Lundstrom to realize his bucket list dream by studying East Pacific Rise
Skydiving. Road trip across the United States. Climb Pike’s Peak. Everyone has a bucket list item.
And over the next month, on a ship in the Pacific Ocean, Mahomet resident Professor Craig Lundstrom will mark off his lifelong dream of taking a submarine to the East Pacific Rise to study volcanic activity along the ocean floor..
“This is a bucket list things for me because when I did my Ph.D., it was all about volcanism on the ocean floor,” Lundstrom said. “I never got on a cruise; never went down to collect samples myself. It was all stuff other people picked up for us. From that standpoint, this is kind of cool for me.”
The expedition, which will begin on Tuesday, has two purposes. First, the group of 17 scientists including Principle Investigator Trish Gregg (Assistant Professor of Geology at UIUC) will map a seamount chain that strings to the west of the East Pacific Rise for the first time.
“What we have right now are pretty good maps along the mid-ocean ridge because that’s something that scientists want to know about and they study, but as soon as you get off the mid-ocean ridge and you’re into the abyssal plains, there is a lot of ocean floor that is not mapped,” Lundstrom said.
From satellite imagery, scientists can see an outline of a seamount chain but know little else about it. By “mowing the lawn,” meaning taking the 270-foot research vessel Atlantis back and forth across this area of ocean, scientists will use sonar to make bathymetry maps of the area.
Second, the expedition will also collect rocks from the seamounts to test their hypothesis that the compositions of lavas change with distance from the East Pacific Rise. Sample collection will use the submersible “Alvin.” They will use the “arms” of the submarine to collect rock samples from different areas. Through these samples, the scientists will be able to analyze the activity, age, composition and the function of the volcanoes.

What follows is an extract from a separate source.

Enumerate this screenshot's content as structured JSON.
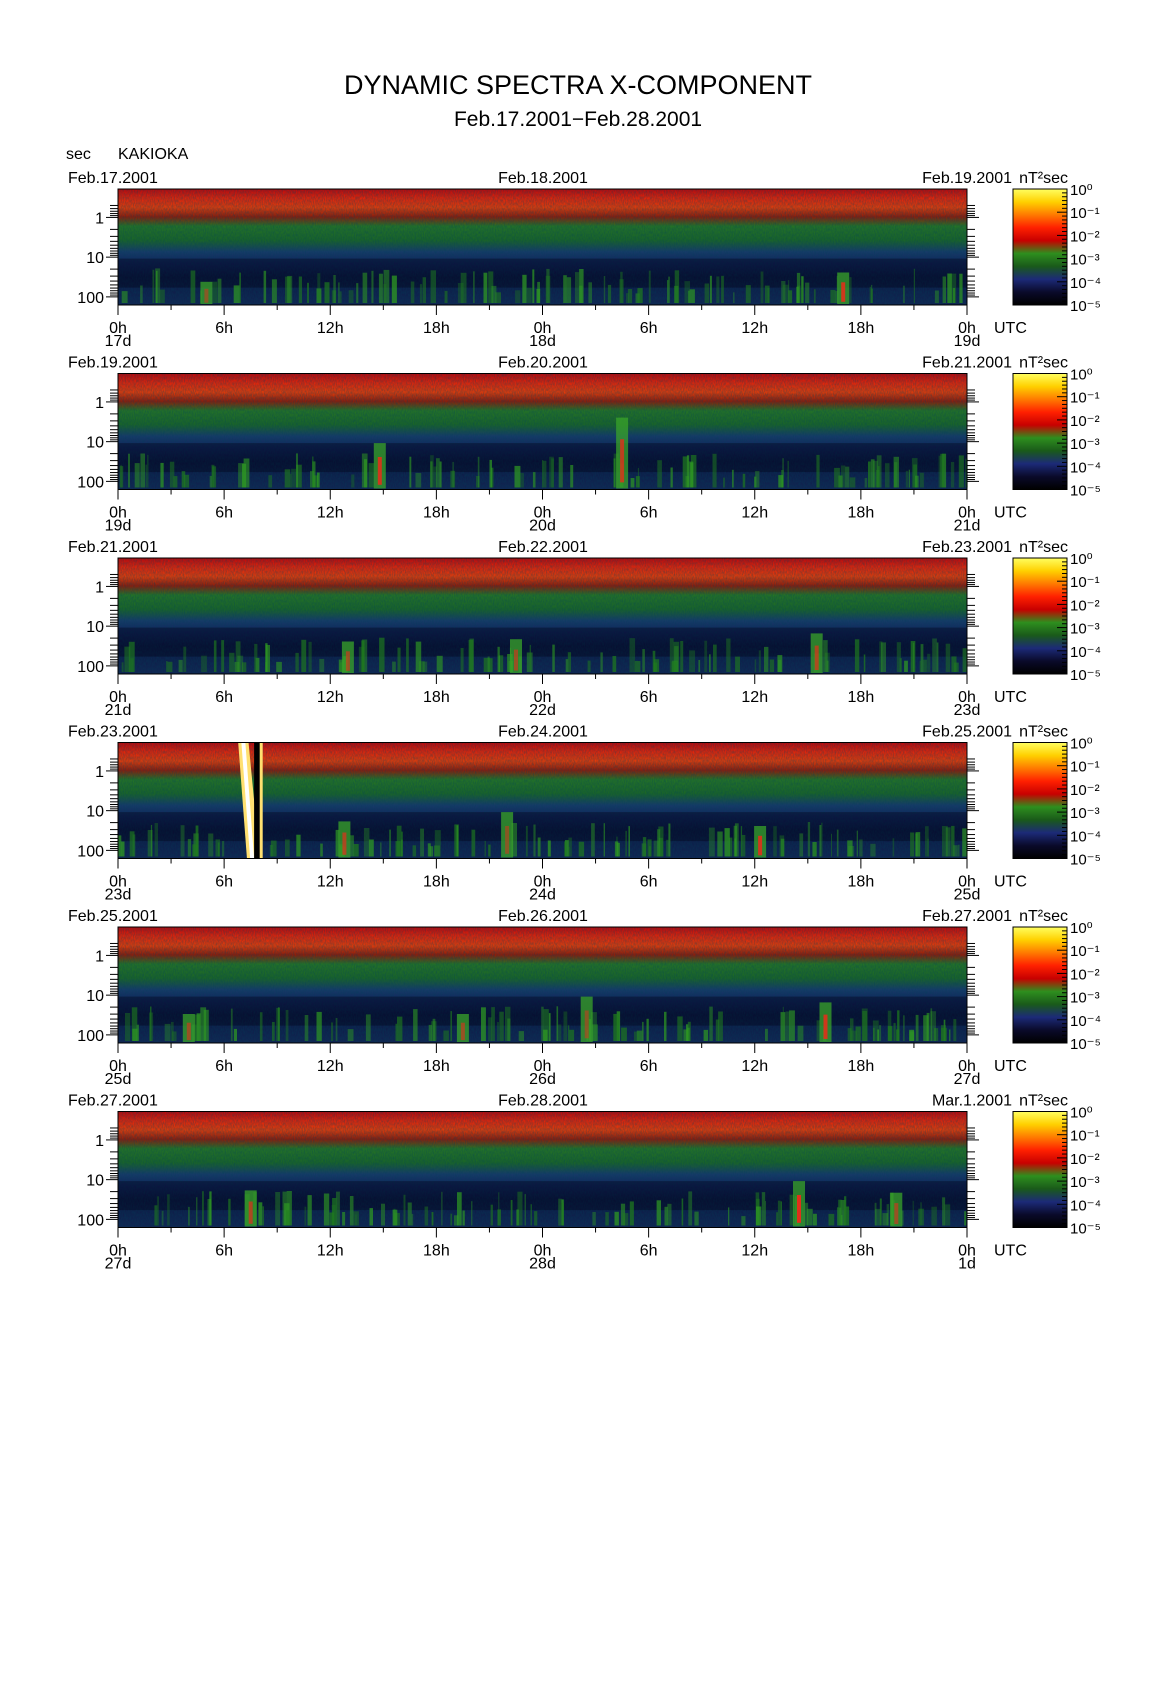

“Based on what we can see, we think there has been volcanism along the entire chain continuously,” Lundstrom said. “We don’t know this for sure, but from the already mapped volcanoes close to the ridge the lava flows look young and fresh. Essentially you’re using sonar to see the surface and if it’s very shiny to sonar it means it’s fresh; and if it’s not, that means it has a lot of sediment on it.”
“So we think that this is a chain of volcanoes that is continuously producing lava– that would be good for us because it says the seamount chain passively samples the mantle system, and if so, we’re seeing the entire melting area underneath the ridge,” he continued.
“This is a part of the complete discovery aspect of this,” he said.
While Lundstrom said it is pretty unlikely, he dreams of seeing an active volcano erupt or finding a caldera, a large volcanic crater where scientist could sample the vertical layers of the volcano.
More likely, Lundstrom believes they might find a hydrothermal system where ocean water circulates into hot rock below, then spews out hot black mineral deposits into the water.
With 25 submarine trips to the volcanos and 17 scientists, Lundstrom is only scheduled to go on the Alvin one time. In a small space, facing the window on the submarine, the lights will be turned off while the group descends for two hours in the dark. Once they reach their destination, they will map the seamount volcano for three hours before they ascend back to their ship for another two hours.
On days when he is not on the submarine, Lundstrom will be part of the scientific crew that will check to make sure all of the data is being collected. When rock samples come back from the expeditions, the group will cut the rocks open, work on first characterization, clean the rocks up and disperse them among the scientists on the cruise.
Lundstrom and Gregg will then bring their samples back to the University of Illinois to study the compositional and isotopic properties alongside graduate students to test their hypothesis that the composition of the matter will change along the progression of the seamount chain.
The second part of this expedition is to bring the world right into the science classroom by producing YouTube videos that students (and the public) can watch a couple times a week.
“We need to get people, especially school-aged kids, interested and making (the YouTube channel) a popular, high-hit site. Ultimately this is all taxpayer funded. When you write a proposal, you have to say this is what I will do scientifically, but you also get rated equally on these things called broader impacts, your outreach efforts.”
Lundstrom visited Mahomet-Seymour Junior High School last week to help students get interested in the expedition and to prepare them for the videos that will be shared in their classrooms over the upcoming weeks.
Lundstrom said because the Earth is covered in 71% of water, scientists may never have great maps of the whole ocean floor. But technological advances are helping scientists map underwater more precisely than they ever have before.
When Marine Biologists mapped the mid-ocean ridge 20 to 30 years ago, they could only map variations at the 10 meter level. But not, those variations are being mapped down to a few meters.
Lundstrom also said technological advances in the last 15 years in the Geochemistry field will make this expedition even more satisfying than it may have been while he was in college.
“We now have a mass spectrometer, which can measure isotope ratio for things we were never able to measure 15 years ago,” he said. “We’ve learned that you can see these isotope fractionations and isotope ratio changes that have to do with thermal gradients. So this is a perfect study for what I do. We can predict that we might find isotopic signatures of temperature gradients in the mantle.”